One of the Mammalian Genome papers with a more global approach, by Reed, Beauchamp, Mike Tordoff, Cailu Lin, Monell alum Alex Bachmanov, and others, described several portions of the mouse genome that control sucrose intake. One mouse strain, called B6, consumed more sucrose and responded more strongly via a nerve called the chorda tympani compared to the 129 strain. The chorda tympani is a facial nerve leading from taste buds in the front of the tongue through the middle ear, carrying taste messages to the brain. To identify genetic contributions to differences in these strains associated with sucrose intake, the team cross-bred 627 mice and measured the sucrose consumption and taste-nerve activity in their offspring.
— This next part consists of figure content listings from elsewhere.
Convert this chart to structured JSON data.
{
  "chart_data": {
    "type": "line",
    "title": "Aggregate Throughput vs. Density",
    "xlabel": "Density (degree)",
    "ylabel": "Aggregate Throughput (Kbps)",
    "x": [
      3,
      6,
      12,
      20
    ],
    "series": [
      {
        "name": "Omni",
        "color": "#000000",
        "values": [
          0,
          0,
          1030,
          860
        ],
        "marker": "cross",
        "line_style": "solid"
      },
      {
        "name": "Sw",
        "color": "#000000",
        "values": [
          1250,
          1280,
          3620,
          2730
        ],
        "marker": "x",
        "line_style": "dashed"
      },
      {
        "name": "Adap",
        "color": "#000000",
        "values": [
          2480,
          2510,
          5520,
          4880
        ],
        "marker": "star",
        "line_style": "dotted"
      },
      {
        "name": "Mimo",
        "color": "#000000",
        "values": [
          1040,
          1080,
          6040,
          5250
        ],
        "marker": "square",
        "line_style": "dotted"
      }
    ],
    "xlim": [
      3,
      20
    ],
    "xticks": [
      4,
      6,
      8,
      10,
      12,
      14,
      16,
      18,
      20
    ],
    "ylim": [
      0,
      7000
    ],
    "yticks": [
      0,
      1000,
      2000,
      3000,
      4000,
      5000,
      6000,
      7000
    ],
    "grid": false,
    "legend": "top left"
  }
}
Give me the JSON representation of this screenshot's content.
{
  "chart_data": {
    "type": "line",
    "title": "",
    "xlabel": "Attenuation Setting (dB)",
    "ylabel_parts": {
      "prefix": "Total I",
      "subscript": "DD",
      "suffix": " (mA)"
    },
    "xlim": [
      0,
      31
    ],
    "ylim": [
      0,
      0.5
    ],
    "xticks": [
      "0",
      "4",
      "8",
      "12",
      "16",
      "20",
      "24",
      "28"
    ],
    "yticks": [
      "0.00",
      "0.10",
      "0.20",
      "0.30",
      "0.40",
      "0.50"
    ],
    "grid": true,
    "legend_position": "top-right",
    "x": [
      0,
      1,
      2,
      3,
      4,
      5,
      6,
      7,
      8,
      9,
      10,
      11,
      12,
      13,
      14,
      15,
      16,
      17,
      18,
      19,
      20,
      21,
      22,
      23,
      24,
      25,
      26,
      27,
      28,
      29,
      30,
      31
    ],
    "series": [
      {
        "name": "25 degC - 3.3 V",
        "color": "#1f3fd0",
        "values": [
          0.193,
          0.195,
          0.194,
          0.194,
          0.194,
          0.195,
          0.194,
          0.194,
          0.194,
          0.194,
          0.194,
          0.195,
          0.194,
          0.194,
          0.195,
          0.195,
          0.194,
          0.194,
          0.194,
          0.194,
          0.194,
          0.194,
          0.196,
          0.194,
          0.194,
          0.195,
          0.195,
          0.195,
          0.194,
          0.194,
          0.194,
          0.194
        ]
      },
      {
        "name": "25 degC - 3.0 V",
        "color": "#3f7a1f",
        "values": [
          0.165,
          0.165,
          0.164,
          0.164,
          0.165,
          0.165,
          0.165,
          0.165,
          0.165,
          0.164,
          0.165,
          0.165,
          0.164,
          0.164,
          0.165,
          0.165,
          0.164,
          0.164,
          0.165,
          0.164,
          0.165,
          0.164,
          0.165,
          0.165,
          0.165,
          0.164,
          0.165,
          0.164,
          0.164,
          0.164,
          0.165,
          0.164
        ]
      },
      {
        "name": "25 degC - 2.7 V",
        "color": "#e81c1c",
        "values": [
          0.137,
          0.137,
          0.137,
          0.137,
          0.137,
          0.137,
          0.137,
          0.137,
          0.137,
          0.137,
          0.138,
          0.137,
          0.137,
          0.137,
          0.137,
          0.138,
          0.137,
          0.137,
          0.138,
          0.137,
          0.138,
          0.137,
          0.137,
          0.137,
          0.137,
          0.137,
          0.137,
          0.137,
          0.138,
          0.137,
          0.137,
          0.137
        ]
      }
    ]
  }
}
They then genotyped DNA markers distributed in every mouse chromosome and again saw the large effect of the different versions of the Tas1r3 gene. But these effects were so large that they overshadowed other effects of genetic differences among mice and made these differences hard to see and study. Nonetheless, these small effects were intriguing because they were not previously known and still contribute overall to the mouse sweet tooth.
The second Mammalian Genome study drilled down on these other small effects by removing the big effect of the different versions of the Tas1r3 gene so the smaller effects were easier to see and study. It turned out that the small effects changed how mice use the sugar rather than how well they could taste it. The team also learned that genes with smaller effects often cooperated with each other to make larger effects in explaining sweet taste patterns in mice.
Although understanding sweetness is a continuing tale, says Reed, the authors were surprised by their findings. “When we started this work, we thought what we were looking for had to do with taste nerves in the mouth, but it was more about how sugar is absorbed and used. We know this because mice with different versions of these genes burn sugar more than they burn fat for fuel.”
No matter how this body of research plays out in better understanding human metabolism, and eventually healthier living, the work of the newest Monell faculty member, Amber Alhadeff, who investigates the balance between nutrient need and consumption, will certainly play a role in finding out how the body handles the nutrients and calories we ingest from sugars and other sources.
“Sweet taste is only the first step in how the body responds to sugar,” says Alhadeff. “Work at Monell is showing just how powerful gastrointestinal detection and subsequent metabolism of sugar is, even in the absence of oral taste.” These studies are putting together the puzzle pieces for how sugar is detected, and will ultimately help us understand why sugar is so widely loved and consumed.